The k-server problem: You control k "servers" which are entities living
in some metric space (think of them as pizza trucks). Repeatedly, the
following happens:
- you are given a request to some point in the space
- then you need to move some server there (your choice), and
you pay a cost equal to the distance moved.
E.g., consider a 1-dimensional case, where you have two servers: at
points 1 and 100. You get requests a 2,1,2,1,... You will start out
probably moving the nearby server around but pretty soon you'll wish
you had moved the far server in (a lot like the rent/buy problem).
How to model paging? This is just the case of a uniform space on N
points.
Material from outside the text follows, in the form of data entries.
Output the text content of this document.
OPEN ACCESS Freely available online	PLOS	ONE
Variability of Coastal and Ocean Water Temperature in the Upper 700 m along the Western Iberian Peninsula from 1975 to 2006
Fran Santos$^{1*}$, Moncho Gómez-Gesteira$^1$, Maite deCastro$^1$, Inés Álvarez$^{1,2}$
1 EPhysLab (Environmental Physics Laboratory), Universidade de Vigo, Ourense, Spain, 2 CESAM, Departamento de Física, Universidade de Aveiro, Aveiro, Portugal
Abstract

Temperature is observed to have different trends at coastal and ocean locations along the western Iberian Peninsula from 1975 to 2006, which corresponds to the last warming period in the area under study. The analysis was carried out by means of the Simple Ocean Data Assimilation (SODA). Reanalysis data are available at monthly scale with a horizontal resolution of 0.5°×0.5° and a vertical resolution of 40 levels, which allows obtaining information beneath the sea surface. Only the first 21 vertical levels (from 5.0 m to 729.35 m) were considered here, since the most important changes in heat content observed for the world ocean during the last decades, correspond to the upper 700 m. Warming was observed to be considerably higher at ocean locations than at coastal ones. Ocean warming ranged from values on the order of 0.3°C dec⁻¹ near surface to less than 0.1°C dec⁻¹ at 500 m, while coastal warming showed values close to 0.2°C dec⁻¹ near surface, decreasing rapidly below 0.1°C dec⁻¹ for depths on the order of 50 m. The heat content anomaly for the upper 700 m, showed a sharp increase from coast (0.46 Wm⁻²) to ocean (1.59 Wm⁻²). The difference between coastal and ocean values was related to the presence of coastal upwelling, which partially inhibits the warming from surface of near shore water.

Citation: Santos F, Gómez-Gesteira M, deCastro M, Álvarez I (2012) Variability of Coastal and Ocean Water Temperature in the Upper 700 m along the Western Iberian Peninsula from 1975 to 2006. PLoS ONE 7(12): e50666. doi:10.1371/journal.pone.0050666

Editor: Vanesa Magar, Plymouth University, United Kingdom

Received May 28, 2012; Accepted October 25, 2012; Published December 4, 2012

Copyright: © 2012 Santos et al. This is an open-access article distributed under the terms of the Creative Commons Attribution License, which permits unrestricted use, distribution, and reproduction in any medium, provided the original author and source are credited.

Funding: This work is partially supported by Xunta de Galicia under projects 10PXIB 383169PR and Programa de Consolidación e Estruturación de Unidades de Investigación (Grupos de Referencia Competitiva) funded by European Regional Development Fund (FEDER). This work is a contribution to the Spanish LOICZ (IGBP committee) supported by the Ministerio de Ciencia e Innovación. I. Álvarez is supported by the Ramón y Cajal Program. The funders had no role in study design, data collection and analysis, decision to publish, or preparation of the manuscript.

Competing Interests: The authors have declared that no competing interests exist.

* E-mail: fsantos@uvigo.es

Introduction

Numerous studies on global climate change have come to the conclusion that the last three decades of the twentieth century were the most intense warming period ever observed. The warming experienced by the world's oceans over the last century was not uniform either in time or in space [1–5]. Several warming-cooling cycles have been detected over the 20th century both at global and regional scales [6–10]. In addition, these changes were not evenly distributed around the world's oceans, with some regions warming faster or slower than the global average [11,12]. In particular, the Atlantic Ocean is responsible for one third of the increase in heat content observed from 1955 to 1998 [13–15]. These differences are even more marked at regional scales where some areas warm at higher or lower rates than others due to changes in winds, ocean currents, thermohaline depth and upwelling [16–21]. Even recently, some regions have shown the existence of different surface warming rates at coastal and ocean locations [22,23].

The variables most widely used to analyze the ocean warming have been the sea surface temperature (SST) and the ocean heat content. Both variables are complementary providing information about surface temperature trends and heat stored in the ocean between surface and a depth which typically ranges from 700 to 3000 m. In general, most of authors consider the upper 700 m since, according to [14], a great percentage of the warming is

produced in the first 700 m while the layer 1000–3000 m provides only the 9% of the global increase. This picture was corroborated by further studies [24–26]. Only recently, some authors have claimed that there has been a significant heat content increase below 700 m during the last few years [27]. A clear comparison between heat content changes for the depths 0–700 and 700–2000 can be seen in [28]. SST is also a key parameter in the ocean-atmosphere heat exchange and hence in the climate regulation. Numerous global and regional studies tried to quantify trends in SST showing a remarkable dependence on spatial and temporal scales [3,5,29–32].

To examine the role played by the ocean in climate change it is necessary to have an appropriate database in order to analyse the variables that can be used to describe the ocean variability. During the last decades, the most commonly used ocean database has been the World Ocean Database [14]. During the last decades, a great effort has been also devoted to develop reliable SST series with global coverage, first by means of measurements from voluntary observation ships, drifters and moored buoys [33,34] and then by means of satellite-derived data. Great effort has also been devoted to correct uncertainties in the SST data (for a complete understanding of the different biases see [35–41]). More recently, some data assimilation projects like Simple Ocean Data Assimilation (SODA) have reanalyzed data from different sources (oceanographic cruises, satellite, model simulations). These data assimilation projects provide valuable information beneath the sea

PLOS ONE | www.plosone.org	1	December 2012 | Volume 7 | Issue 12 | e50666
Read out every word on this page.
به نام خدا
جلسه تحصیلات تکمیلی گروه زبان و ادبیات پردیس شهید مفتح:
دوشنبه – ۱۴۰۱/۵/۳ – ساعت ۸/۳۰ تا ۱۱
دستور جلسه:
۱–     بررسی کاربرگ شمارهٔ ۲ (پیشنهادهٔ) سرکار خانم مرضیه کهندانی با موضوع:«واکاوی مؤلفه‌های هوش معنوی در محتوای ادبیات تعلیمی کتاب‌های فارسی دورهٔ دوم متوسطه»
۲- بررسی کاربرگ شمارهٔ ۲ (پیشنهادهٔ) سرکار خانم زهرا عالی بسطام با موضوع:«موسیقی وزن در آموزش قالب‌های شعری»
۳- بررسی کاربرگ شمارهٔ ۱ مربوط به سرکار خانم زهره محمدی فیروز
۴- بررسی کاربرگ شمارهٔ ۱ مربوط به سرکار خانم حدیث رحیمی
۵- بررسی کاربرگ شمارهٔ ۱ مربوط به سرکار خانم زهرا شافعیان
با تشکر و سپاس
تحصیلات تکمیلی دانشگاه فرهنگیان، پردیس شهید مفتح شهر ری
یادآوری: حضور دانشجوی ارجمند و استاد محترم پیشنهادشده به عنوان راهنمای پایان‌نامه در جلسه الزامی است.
The k servers represent the contents of the k cache slots.
For a long time, nobody knew how to get a competitive alg of any kind
for general metric spaces for this problem. Then was found an alg of
C.R. k^O(k). This was improved to 2^k for the harmonic alg (move
server of distance d with prob proportional to 1/d). Then it was
shown that the work-function alg (which we'll describe later) has CR
2k-1. This is best known.
One nice simplification is to consider just the problem of k servers
on a k+1 point space (like we did for paging). Then, can think of
just following the space without the server --- this is the
"pursuer/evader" game we talked about in the first class. Slight
generalization of this is something called the Metrical Task system
problem. We'll talk about this later.